Mais ce qui est encore plus "vicieux", c’est la subtile désinformation.
Si on demande pourquoi donc y a-t-il eu un Coup d’État au Honduras, la majorité répondra que Zelaya voulait continuer de gouverner "illégalement" le pays.
PURE DÉSINFORMATION
Le Coup d’État a eu lieu parce que Zelaya voulait consulter la population.
Si on demande quel était le but de la consultation, on répondra que Zelaya demandait que son mandat soit prolongé (ou qu’il puisse se représenter une fois de plus à la prochaine élection présidentielle).
PURE DÉSINFORMATION
Le but de la consultation était de savoir si la population voulait une 4e urne aux prochaines élections générales prévues en novembre 2009.
Qu’est-ce que la 4e urne ?
Le président Zelaya a très bien expliqué devant l’assemblée générale de l’ONU (lors de son discours de plus d’une heure), la consultation qu’il prévoyait faire le jour de son renversement par les militaires [6].
Qu’est-ce qu’une 4e urne ?
La possibilité pour les citoyens honduriens de voter sur 4 points différents le jour des élections générales de novembre prochain.
1- Élection pour le Président
2- Élection législative
3- Élection des Alcadias (municipales)
Et en ajout :
4- Vote référendaire pour la possible création d’une assemblée constituante
QUATRE urnes différentes pour quatre choix distincts.
La 4e urne consiste à un vote référendaire [7] sur la création d’une assemblée constituante. Assemblée qui étudierait certains ajustements ou amendements à la constitution.
Donc, la consultation du 28 juin ne parlait pas du tout de prolongation de mandat présidentiel, ni d’abolition du nombre limite de mandats présidentiels consécutifs (comme nous avons au Canada) et encore moins de l’abolition des élections afin d’établir une « présidence à vie ».
La consultation qui a causé le renversement du Président ÉLU Zelaya ne demandait aux citoyens que s’ils voulaient pouvoir se prononcer sur la possible création d’une assemblée constituante. Rien de plus.
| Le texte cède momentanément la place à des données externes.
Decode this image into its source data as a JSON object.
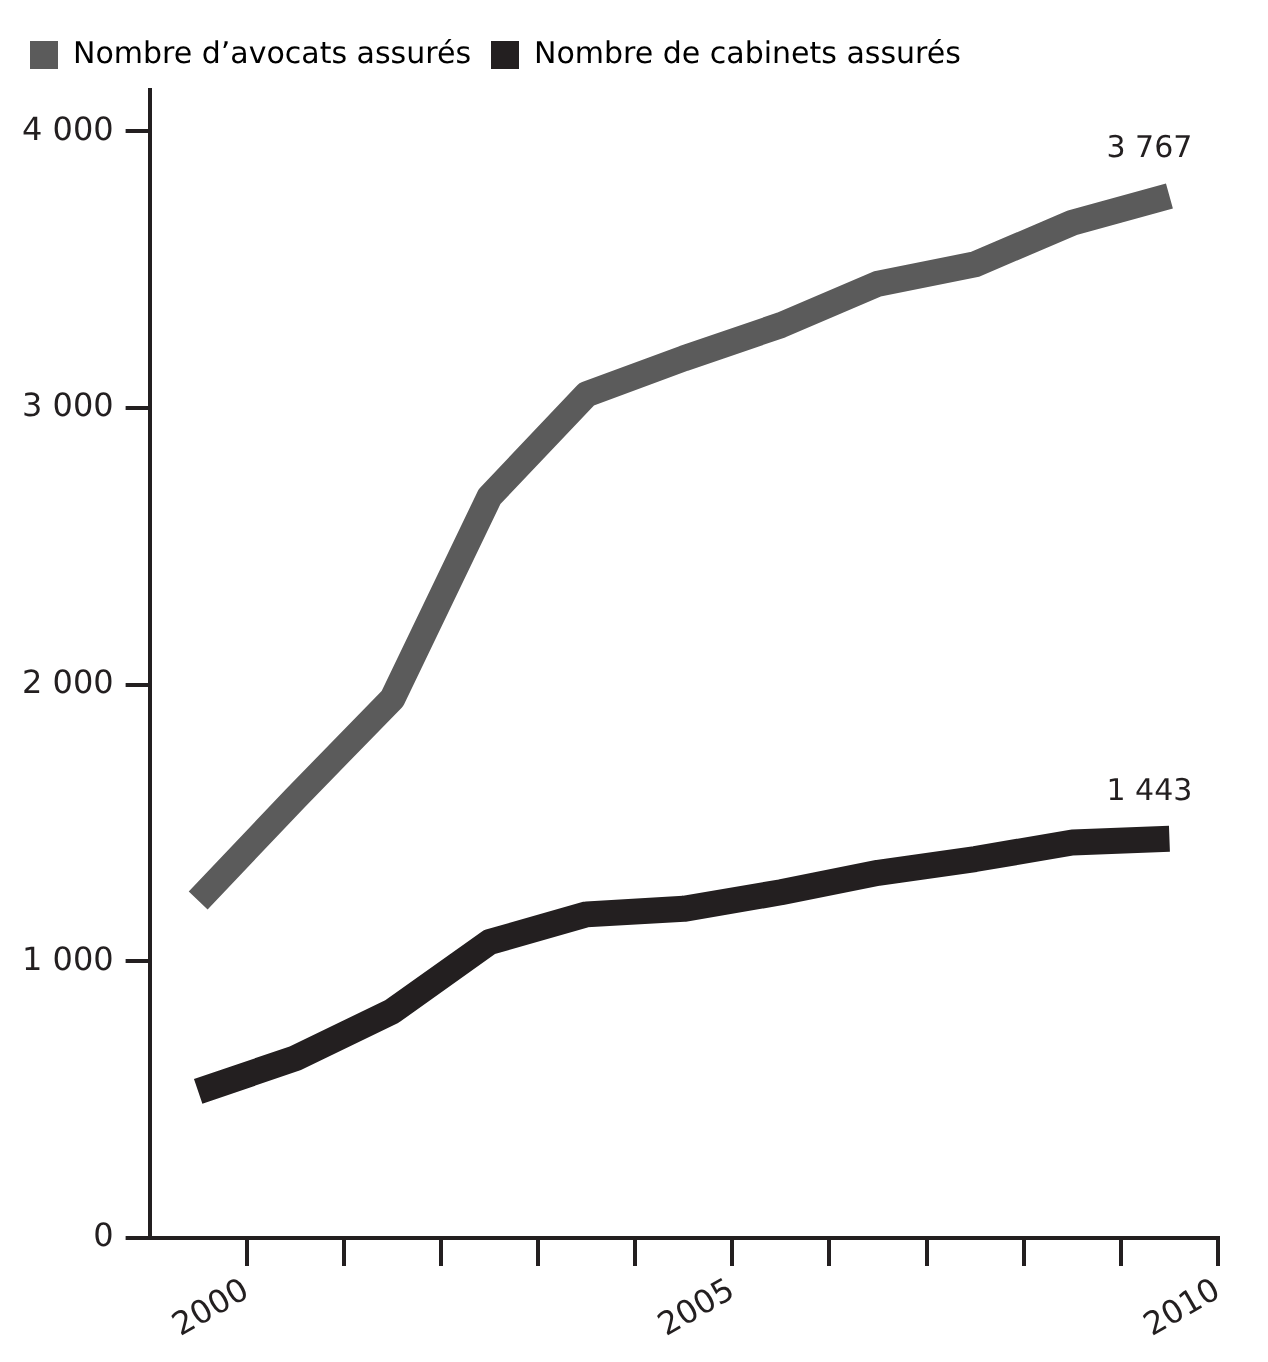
{
  "chart_data": {
    "type": "line",
    "x": [
      1999.5,
      2000.5,
      2001.5,
      2002.5,
      2003.5,
      2004.5,
      2005.5,
      2006.5,
      2007.5,
      2008.5,
      2009.5
    ],
    "series": [
      {
        "name": "Nombre d’avocats assurés",
        "color": "#5b5b5b",
        "values": [
          1220,
          1590,
          1950,
          2680,
          3050,
          3180,
          3300,
          3450,
          3520,
          3670,
          3767
        ],
        "value_labels": [
          null,
          null,
          null,
          null,
          null,
          null,
          null,
          null,
          null,
          null,
          "3 767"
        ]
      },
      {
        "name": "Nombre de cabinets assurés",
        "color": "#231f20",
        "values": [
          530,
          650,
          820,
          1070,
          1170,
          1190,
          1250,
          1320,
          1370,
          1430,
          1443
        ],
        "value_labels": [
          null,
          null,
          null,
          null,
          null,
          null,
          null,
          null,
          null,
          null,
          "1 443"
        ]
      }
    ],
    "xlim": [
      1999,
      2010
    ],
    "xticks": [
      2000,
      {
        "value": 2001,
        "label": null
      },
      {
        "value": 2002,
        "label": null
      },
      {
        "value": 2003,
        "label": null
      },
      {
        "value": 2004,
        "label": null
      },
      2005,
      {
        "value": 2006,
        "label": null
      },
      {
        "value": 2007,
        "label": null
      },
      {
        "value": 2008,
        "label": null
      },
      {
        "value": 2009,
        "label": null
      },
      2010
    ],
    "ylim": [
      0,
      4150
    ],
    "yticks": [
      {
        "value": 0,
        "label": "0"
      },
      {
        "value": 1000,
        "label": "1 000"
      },
      {
        "value": 2000,
        "label": "2 000"
      },
      {
        "value": 3000,
        "label": "3 000"
      },
      {
        "value": 4000,
        "label": "4 000"
      }
    ],
    "grid": false,
    "legend": "top left",
    "marker": "none",
    "line_style": "solid"
  }
}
Bien sûr, en fin de compte, il était possible que la constitution soit modifiée afin de permettre plusieurs mandats présidentiels successifs (comme ici, au Canada, ou encore en France ou en Angleterre et dans plusieurs pays totalement démocratiques [8]), mais le but réel de la révision de la constitution est de la rendre plus favorable aux simples citoyens.
L’objectif est de rendre la démocratie hondurienne plus participative. C’est-à-dire donner plus de pouvoir à tous ces citoyens laissés pour compte ainsi qu’à toute cette population indigène considérée depuis toujours comme étant des citoyens de seconde zone.
De dire que Zelaya travaillait à sa propre réélection est de la pure désinformation.
Même si la population acceptait la 4e urne, c’est-à-dire d’être consulté pour accepter ou pas la création de l’assemblée constituante lors des élections générales de 2009, Zelaya ne pouvait pas se présenter à ces élections. De plus, l’acceptation de la 4e urne ne garantit en rien la création d’une assemblée constituante. La création d’une assemblée constituante ne pouvait se faire sans le consentement de la population qui aurait eu à se prononcer pour sa mise en place en votant dans la 4e urne lors des élections générales de novembre (4e urne s’ils avaient dit OUI à la consultation du 28 juin).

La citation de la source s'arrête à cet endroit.